One of the interesting things with respect to the VLA is the way in which it provides support to people who otherwise would be unsupported in the justice system and of course, with that, the way in which it makes decisions as to which matters merit support from the VLA and which do not. An extension of that is the way in which VLA from time to time seeks to insert itself in matters of public debate and matters of political debate which may have a legal aspect to them — be they matters which are brought before the court to test a matter of contentious policy or a government decision. Where VLA may seek to provide representation or withhold representation is something that is of interest to this Parliament and, I think, of interest to the entire Victorian community because legal aid is provided by the Parliament and, by extension, by the Victorian community for a very specific purpose in providing access to the justice system for those who would not otherwise be able to have legal representation.

When the VLA seeks to exercise its brief in a broader way which has a political overtone to its activities, that is something which does raise concerns and does jeopardise community support for the VLA. The more prescriptive structure that the bill will require with respect to public management experience as well as directors with experience in the areas of VLA's areas of legal practice is a positive step.

Likewise, in part 9 of the bill the changes to VCAT around simplifying the processes for the enforcement of VCAT orders and allowing parties to small civil claims to request written reasons are also useful enhancements of VCAT's structure.

Obviously VCAT was established in the mid-1990s as a replacement for the Administrative Appeals Tribunal as a way of establishing a simple, low-cost jurisdiction for small claims to be determined in Victoria. Since the original founding and establishment of VCAT its scope has been expanded through successive statutes which have sought to use VCAT as an appeal body or as a review body in a plethora of ways. There would be probably now hundreds of statutes which vest the review function or the appeal function in VCAT, so it plays a very important role in our justice system as a quasi-judicial body, and any enhancements which allow it to act more efficiently and more effectively and provide, in the case of disputes, easier remedies for parties seeking relief through VCAT and seeking the enforcement of orders through VCAT are a welcome step.

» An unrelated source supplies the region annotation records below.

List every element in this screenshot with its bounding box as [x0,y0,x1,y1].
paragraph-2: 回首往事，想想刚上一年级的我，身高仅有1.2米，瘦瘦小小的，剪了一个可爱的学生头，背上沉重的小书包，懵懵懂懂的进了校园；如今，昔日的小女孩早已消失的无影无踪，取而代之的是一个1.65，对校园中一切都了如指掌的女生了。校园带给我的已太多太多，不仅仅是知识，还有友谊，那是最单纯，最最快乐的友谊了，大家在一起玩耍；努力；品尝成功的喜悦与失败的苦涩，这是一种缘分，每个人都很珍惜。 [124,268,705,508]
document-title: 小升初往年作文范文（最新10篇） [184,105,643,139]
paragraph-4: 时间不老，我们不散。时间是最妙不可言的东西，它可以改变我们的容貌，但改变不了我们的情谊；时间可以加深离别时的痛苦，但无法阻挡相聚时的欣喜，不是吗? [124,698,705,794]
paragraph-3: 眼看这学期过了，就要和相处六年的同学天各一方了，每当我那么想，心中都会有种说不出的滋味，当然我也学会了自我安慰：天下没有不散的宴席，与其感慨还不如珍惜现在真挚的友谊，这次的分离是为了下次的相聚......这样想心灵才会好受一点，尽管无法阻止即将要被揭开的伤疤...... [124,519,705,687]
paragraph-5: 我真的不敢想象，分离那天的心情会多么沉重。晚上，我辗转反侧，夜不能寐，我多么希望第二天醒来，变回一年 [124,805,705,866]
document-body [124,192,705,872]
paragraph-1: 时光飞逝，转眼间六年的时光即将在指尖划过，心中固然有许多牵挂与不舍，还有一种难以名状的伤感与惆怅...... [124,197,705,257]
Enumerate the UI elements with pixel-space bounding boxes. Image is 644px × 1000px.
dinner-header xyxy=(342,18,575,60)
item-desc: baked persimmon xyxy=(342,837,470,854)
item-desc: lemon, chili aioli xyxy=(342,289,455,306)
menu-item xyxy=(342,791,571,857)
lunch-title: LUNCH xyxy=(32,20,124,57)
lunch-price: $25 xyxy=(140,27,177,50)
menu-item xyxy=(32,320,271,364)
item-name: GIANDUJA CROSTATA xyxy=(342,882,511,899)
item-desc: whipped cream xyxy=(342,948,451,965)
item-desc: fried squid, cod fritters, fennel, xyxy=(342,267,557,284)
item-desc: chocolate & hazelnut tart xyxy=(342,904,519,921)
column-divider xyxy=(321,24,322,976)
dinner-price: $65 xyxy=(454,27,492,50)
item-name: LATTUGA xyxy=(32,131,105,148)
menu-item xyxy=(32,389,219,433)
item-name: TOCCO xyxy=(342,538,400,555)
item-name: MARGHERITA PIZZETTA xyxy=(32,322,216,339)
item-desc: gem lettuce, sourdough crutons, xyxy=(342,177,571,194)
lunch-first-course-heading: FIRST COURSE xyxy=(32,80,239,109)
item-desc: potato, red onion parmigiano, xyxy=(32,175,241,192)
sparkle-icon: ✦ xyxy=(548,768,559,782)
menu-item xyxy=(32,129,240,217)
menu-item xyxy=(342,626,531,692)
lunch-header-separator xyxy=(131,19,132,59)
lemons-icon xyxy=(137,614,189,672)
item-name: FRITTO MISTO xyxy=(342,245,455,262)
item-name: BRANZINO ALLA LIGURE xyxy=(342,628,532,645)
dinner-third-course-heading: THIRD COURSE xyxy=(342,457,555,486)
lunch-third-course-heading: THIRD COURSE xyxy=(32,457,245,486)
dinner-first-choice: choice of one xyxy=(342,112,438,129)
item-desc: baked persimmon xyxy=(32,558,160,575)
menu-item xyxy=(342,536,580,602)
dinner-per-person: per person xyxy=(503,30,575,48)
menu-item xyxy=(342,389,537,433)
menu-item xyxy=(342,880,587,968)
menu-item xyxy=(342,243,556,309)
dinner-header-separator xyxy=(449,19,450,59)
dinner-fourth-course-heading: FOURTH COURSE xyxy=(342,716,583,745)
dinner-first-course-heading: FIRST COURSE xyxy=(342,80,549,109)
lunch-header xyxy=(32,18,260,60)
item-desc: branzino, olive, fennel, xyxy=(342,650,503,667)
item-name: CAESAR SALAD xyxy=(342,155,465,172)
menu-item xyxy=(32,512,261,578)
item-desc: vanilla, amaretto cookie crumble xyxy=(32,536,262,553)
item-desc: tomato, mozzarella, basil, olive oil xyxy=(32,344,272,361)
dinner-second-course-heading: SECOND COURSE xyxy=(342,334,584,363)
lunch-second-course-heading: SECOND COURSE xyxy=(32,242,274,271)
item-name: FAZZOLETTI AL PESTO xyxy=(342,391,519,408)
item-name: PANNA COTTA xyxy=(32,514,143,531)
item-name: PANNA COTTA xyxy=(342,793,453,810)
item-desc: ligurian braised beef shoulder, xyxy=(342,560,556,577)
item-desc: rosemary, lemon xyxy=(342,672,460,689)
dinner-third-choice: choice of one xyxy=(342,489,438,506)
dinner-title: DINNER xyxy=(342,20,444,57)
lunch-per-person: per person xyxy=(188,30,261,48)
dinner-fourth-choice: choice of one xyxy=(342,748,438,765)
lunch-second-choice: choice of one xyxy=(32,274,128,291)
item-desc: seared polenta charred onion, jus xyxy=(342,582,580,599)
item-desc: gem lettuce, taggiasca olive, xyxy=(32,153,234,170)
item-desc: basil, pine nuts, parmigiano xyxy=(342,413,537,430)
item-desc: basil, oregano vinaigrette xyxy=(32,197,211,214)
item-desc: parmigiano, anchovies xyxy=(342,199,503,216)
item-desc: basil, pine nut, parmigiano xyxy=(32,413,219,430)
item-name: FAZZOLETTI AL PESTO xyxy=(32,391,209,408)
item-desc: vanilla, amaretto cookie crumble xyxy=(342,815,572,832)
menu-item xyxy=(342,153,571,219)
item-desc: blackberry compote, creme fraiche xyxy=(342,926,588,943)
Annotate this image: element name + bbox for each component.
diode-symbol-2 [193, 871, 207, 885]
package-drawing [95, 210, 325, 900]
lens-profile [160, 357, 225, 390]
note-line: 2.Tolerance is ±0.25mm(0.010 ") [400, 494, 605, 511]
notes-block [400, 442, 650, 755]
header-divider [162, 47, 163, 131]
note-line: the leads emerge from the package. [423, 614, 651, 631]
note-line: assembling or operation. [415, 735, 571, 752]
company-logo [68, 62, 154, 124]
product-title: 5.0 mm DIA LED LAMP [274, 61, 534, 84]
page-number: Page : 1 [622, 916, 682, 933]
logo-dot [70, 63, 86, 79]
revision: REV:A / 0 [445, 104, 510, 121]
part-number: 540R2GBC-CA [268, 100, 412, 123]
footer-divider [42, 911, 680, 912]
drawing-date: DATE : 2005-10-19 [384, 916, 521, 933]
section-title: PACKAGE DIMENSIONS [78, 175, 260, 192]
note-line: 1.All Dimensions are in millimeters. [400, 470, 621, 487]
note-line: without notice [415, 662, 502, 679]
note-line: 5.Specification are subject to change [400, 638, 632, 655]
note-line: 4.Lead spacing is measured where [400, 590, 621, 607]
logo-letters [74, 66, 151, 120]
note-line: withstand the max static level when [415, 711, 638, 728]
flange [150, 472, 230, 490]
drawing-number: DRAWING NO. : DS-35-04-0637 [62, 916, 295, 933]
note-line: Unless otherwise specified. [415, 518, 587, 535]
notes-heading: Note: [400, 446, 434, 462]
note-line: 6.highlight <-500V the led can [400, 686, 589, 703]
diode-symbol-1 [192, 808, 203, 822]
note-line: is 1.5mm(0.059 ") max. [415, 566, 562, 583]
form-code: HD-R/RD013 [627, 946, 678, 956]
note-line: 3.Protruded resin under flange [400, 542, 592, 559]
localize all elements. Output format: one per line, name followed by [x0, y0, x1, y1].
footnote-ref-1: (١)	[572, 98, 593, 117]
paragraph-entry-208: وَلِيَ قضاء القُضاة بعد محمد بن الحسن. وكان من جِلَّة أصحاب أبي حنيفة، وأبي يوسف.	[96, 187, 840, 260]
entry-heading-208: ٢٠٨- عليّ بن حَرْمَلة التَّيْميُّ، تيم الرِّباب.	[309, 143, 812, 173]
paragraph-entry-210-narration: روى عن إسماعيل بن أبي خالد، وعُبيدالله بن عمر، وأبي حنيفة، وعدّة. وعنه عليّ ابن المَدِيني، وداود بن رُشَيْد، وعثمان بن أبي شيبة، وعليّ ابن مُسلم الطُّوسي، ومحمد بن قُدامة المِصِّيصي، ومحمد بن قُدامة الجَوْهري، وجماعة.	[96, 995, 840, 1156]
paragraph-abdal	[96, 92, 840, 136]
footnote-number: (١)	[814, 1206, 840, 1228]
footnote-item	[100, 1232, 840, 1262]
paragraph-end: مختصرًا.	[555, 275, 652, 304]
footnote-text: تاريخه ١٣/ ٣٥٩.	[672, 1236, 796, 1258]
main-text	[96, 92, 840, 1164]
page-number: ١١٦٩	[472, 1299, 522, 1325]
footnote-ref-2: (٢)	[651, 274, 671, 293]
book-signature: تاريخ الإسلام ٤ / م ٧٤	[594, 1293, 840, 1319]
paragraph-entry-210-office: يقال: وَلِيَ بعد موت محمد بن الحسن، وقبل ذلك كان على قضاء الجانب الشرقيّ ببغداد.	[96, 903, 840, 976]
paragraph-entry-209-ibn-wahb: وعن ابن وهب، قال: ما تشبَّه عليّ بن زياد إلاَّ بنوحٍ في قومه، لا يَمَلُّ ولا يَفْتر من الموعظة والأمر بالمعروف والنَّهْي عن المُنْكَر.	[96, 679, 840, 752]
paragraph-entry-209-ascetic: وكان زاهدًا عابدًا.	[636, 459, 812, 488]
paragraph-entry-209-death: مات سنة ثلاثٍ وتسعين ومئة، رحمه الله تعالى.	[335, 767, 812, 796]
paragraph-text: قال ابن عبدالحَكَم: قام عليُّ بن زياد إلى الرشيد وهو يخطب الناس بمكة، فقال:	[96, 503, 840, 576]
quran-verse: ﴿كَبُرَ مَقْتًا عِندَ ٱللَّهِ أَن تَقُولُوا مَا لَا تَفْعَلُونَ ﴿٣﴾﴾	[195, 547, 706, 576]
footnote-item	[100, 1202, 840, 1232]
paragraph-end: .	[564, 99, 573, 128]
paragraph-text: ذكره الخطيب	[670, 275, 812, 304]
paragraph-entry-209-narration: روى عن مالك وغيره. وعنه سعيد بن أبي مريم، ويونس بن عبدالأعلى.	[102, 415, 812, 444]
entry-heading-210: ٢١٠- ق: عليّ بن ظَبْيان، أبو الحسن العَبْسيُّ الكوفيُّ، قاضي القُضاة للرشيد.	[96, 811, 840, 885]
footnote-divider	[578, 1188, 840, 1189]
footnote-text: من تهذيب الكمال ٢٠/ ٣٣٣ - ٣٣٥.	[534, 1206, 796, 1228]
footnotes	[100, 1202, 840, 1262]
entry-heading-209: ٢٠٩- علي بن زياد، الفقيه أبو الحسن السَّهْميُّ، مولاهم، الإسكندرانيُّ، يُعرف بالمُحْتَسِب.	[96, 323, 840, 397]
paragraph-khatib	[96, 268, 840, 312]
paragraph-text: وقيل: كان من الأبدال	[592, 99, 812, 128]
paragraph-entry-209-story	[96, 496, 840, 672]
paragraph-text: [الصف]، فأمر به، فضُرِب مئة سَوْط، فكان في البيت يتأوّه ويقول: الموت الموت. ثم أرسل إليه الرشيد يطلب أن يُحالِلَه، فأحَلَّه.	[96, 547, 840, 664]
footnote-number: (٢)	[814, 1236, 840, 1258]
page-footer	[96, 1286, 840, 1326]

As I said, the coalition does not oppose this bill. It is an omnibus bill. It covers a broad range of matters which arise from the government's review of access to justice. But of course it does not address the issues which are of concern to the community — that is, the community's concerns as to their day-to-day safety and the lack of police resources which have been provided by this government over the last three years and the fact that people do not feel safe on the streets, do not feel safe in their cars due to the carjackings we are seeing and of course do not even feel safe in their homes, as we have seen with the plethora of home invasions over the last three years.

So while this bill makes some useful administrative improvements across the sweep of the justice system, it does not address the community's key concerns around justice, it does not address police resources, it does not address the level of crime in the community and it does not address the frustration that the community feels at the way in which the judiciary undertakes its role and the way in which the judiciary consistently does not reflect the expectations of the Victorian community. The only way in which those expectations can be met and the only way in which the expectations of policing in the community can be met is with a change of government in November and a change of policy in those key areas.